The then-teenager began researching ways to lose weight, started exercising daily and followed a strict diet to the point of making herself anorexic.
“These voices in my head kept telling me that if I lost more weight I would be more beautiful,” Mrs Ross says in the Lenten program video.
Through daily prayer and support from her now husband Matt, Mrs Ross was able to defeat her eating disorder.
“One morning, after about a month of praying, I found this in one of the readings in Matthew (9:22): ‘Courage my daughter … your faith has made you well’,” Mrs Ross says.

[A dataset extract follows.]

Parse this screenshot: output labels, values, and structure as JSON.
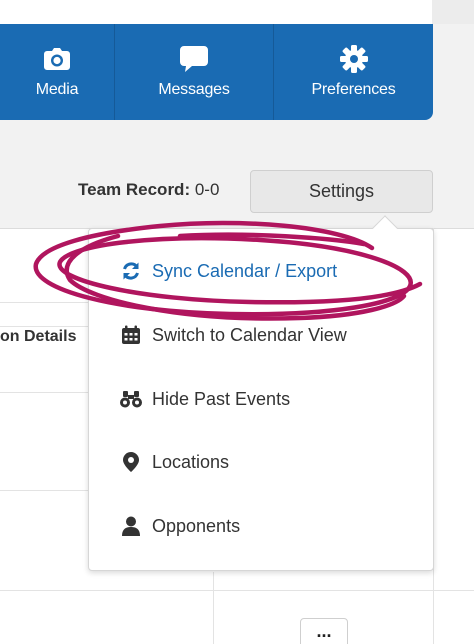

“I know now that I was never alone for a second of that journey.”
Originally from New Zealand, former mental health worker Mr Evans recognised having bouts of loneliness as an adult, which stemmed from being abused as a child.
He began drinking and smoking which led to a serious alcohol addition and him becoming a drug user in his late teens.

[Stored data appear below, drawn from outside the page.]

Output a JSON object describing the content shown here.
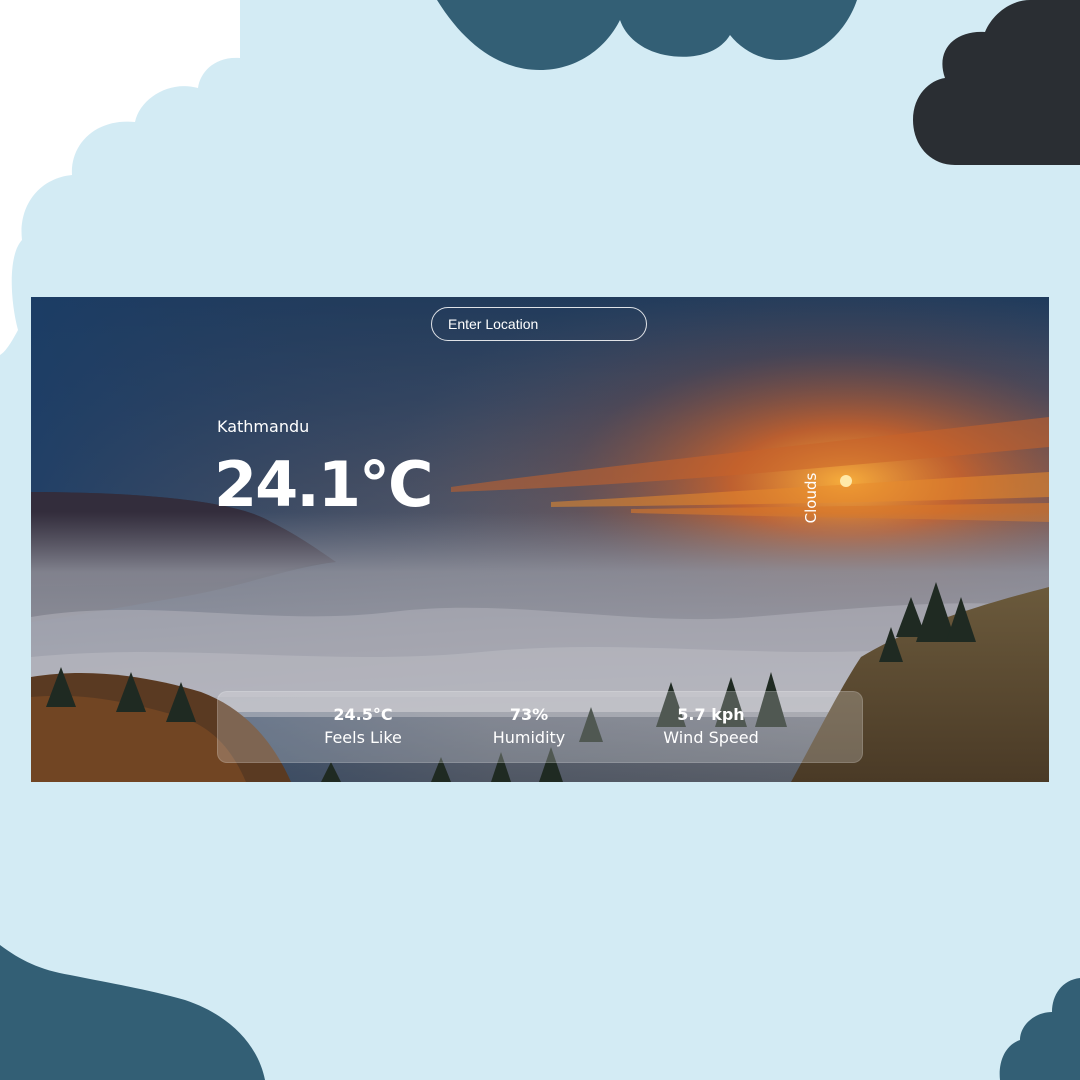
{
  "search": {
    "placeholder": "Enter Location"
  },
  "weather": {
    "location": "Kathmandu",
    "temperature": "24.1°C",
    "condition": "Clouds"
  },
  "stats": {
    "feels_like": {
      "value": "24.5°C",
      "label": "Feels Like"
    },
    "humidity": {
      "value": "73%",
      "label": "Humidity"
    },
    "wind": {
      "value": "5.7 kph",
      "label": "Wind Speed"
    }
  },
  "colors": {
    "page_background": "#d3ebf4",
    "blob_dark_blue": "#335f75",
    "blob_charcoal": "#2a2e33",
    "blob_white": "#ffffff",
    "text": "#ffffff"
  }
}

“It left me in a battle within myself that I was struggling to win,” Mr Evans said.
His saving grace was his wife Sally, a Catholic who shared her love for Jesus with her husband.
“She taught me about Jesus and I began to realise that I couldn’t live my life through Sally’s faith, I had to find more about Jesus for myself,” he said.
Several years later Mr Evans was received into the Church, a decision that opened the door to extensive emotional and spiritual healing of his abusive past.
Mrs Ross and Mr Evans’ stories and more are available on an accompanying DVD and CDs of the archdiocese’s Lenten program, which is available now.
In his foreword for the Lenten program, Brisbane Archbishop Mark Coleridge urged all Catholics to read the entire Gospel of Mark, which is the Gospel for this liturgical year.
“Then you will discover the sense of urgency and excitement in the ‘voice’ of the evangelist,” Archbishop Coleridge writes.